Echoes of War. Postmemory and the Haunting of the Past in Nora Okja Keller’s Comfort Woman (1997)
DOI:
https://doi.org/10.60923/issn.2785-3233/25808Keywords:
Trauma, Postmemory, comfort women, Historical Fiction, HauntingAbstract
Linda Hutcheon’s critical response offers contemporary authors an opportunity to reimagine history through the postmodern concept of historiographic metafiction, which explores the past as not one original truth but as “plural truths” (Hutcheon 1998: 109) that can be reinterpreted. Consequently, this approach enables marginalised voices, those often omitted from official record, to reclaim their narrative authority in order to represent their lived experiences. Building on this foundation, scholars use Marianne Hirsch’s theory of postmemory so as to counteract official and exclusionary versions of the past by examining how one generation transmits history and memory to the next, as it reflects on how memory functions as a mechanism for the survival of cultural material.

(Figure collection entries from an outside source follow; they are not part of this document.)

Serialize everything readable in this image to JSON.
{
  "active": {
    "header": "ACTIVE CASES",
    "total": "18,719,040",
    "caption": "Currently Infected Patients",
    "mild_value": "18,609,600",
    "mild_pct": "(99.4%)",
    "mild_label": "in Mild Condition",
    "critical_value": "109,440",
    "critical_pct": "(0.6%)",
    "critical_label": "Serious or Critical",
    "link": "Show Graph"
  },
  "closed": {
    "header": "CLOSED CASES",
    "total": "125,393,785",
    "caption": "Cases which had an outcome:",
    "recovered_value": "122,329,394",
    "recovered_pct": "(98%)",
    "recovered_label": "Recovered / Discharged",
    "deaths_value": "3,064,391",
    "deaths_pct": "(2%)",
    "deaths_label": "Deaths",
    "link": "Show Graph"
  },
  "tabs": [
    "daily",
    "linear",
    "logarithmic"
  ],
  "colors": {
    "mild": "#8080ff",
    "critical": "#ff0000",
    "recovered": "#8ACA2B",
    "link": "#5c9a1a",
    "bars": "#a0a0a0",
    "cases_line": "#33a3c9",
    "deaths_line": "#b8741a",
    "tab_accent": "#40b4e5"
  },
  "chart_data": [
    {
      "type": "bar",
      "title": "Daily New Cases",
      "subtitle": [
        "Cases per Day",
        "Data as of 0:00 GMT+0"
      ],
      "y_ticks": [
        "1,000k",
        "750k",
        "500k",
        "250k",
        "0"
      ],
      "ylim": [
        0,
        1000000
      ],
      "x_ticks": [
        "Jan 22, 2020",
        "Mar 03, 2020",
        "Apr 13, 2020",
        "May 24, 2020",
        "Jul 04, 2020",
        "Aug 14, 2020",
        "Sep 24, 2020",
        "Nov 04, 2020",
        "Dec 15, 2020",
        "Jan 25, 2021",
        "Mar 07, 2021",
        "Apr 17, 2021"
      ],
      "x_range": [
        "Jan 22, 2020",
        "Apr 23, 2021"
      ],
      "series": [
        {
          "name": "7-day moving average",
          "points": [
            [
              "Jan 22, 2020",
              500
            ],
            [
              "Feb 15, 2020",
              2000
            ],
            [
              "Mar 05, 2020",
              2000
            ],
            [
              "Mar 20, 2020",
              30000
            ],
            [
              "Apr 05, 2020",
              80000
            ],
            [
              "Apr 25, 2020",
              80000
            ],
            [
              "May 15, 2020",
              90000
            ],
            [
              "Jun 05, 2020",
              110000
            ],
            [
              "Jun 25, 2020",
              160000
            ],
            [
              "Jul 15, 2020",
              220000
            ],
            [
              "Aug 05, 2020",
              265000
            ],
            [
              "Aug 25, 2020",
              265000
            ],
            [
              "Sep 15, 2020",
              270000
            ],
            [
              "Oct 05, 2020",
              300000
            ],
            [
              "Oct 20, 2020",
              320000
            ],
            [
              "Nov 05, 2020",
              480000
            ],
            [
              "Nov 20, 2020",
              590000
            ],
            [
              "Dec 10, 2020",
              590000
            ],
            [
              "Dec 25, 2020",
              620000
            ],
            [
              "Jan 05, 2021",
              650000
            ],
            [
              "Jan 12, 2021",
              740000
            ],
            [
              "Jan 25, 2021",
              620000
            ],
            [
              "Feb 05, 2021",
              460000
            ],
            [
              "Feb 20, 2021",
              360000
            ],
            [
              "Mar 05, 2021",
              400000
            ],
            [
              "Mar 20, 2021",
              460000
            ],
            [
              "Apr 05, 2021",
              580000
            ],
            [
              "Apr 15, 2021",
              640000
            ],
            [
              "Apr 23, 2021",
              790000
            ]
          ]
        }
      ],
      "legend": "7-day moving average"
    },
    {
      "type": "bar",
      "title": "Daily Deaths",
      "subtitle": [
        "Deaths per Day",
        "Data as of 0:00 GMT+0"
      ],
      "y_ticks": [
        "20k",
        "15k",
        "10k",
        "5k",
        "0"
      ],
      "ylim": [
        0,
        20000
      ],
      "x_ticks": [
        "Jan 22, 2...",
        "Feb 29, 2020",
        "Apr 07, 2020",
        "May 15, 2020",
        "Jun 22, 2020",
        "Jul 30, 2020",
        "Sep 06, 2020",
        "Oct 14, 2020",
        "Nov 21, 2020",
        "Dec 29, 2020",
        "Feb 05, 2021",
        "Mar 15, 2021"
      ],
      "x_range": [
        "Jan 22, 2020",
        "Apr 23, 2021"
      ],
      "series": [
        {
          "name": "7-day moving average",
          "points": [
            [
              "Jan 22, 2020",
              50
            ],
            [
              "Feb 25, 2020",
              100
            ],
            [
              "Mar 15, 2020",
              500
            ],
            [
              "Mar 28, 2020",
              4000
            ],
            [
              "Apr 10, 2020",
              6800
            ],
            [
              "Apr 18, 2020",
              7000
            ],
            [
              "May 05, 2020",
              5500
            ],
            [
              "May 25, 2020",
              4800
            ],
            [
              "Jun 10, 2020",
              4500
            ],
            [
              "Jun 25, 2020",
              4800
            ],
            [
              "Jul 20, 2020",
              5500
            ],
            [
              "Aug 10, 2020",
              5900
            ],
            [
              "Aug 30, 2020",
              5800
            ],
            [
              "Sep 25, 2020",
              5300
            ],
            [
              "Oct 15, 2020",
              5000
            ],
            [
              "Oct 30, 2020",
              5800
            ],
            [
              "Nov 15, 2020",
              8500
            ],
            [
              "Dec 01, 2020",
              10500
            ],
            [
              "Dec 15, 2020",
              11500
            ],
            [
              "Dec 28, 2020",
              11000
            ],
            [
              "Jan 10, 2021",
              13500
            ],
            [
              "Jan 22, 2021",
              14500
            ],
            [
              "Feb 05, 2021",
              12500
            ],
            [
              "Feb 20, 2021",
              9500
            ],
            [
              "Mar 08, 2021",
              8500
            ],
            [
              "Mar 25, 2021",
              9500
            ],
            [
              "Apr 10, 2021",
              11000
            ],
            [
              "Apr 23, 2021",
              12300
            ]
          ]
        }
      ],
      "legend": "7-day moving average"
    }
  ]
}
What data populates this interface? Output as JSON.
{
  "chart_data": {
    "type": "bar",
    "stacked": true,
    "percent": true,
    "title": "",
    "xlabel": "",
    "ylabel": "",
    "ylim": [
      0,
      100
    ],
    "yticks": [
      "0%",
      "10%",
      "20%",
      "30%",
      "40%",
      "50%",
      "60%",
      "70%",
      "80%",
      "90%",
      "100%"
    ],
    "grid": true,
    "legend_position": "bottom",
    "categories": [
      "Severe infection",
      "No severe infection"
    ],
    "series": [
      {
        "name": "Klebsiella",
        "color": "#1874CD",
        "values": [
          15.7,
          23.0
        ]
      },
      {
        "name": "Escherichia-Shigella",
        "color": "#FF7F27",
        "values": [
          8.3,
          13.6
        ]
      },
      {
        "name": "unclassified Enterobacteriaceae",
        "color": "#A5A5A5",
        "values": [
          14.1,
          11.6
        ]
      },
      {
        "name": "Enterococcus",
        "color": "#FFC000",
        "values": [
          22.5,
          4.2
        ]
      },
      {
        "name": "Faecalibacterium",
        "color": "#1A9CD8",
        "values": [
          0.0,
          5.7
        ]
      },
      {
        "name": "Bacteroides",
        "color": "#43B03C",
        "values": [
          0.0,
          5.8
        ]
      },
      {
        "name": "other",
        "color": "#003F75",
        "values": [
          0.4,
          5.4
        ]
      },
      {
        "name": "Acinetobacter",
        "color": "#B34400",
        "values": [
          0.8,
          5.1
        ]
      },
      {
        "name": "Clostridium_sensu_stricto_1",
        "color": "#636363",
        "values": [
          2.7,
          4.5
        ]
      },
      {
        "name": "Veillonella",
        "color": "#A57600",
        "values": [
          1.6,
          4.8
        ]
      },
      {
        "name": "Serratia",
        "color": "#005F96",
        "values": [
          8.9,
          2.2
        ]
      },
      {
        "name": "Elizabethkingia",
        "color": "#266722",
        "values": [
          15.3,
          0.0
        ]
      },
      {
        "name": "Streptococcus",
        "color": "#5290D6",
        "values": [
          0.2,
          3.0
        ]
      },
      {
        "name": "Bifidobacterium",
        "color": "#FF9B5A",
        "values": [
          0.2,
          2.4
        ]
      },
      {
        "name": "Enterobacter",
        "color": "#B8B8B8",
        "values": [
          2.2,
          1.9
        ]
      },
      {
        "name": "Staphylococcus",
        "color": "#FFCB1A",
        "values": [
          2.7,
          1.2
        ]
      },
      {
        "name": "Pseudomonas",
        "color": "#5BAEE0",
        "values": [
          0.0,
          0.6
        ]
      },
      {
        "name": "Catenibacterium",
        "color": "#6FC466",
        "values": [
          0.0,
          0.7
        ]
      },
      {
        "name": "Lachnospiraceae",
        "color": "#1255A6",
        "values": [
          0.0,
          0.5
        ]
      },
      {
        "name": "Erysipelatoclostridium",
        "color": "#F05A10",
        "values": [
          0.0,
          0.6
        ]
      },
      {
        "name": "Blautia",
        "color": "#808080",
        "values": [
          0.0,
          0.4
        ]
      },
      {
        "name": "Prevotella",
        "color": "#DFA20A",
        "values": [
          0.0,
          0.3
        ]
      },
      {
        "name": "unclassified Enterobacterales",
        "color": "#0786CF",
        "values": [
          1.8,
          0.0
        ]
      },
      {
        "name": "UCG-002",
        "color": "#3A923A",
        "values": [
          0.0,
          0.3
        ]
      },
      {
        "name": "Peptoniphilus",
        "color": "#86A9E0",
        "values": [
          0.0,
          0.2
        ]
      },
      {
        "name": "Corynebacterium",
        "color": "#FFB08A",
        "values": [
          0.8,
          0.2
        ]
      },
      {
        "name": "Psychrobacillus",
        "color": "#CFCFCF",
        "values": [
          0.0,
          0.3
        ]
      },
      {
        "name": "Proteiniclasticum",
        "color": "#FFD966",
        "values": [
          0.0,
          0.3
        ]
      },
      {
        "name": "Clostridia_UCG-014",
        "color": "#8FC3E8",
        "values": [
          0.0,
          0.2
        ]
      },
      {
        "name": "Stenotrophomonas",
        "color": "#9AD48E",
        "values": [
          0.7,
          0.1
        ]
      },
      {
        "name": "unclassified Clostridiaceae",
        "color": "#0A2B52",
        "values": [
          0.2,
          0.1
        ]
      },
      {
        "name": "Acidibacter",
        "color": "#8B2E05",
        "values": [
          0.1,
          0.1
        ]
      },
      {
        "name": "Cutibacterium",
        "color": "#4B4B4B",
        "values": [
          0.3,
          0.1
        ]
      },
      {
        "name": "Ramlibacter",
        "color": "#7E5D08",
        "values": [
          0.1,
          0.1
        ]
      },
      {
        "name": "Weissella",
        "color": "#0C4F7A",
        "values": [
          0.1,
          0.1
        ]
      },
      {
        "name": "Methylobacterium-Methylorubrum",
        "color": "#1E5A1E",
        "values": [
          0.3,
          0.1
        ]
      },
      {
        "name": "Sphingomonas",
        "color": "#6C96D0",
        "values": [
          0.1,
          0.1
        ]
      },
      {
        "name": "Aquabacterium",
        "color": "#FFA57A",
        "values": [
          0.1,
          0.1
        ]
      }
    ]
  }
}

These ideas converge in Nora Okja Keller’s novel Comfort Woman (1997), which centres on the story of a former Korean woman, Akiko, forced into sexual slavery through the Japanese Occupation in Korea, her country’s intervention in the Pacific War. Through an intergenerational dialogue, Keller does not only offer the fragmented history of Akiko, but also the perspective of her daughter, Beccah, who inherits her mother’s cryptic and disorienting memories that shape her personality, her life, and her own trauma. The main objective of this article, hence, will focus on the historical representation of a war-time period from a memory that is damaged and abused, while also emphasizing the role of the mother-daughter relationship. Moreover, this research will also accentuate the importance of absenteeism, silence, and cryptic phantoms as a metaphoric representation for repression and resistance.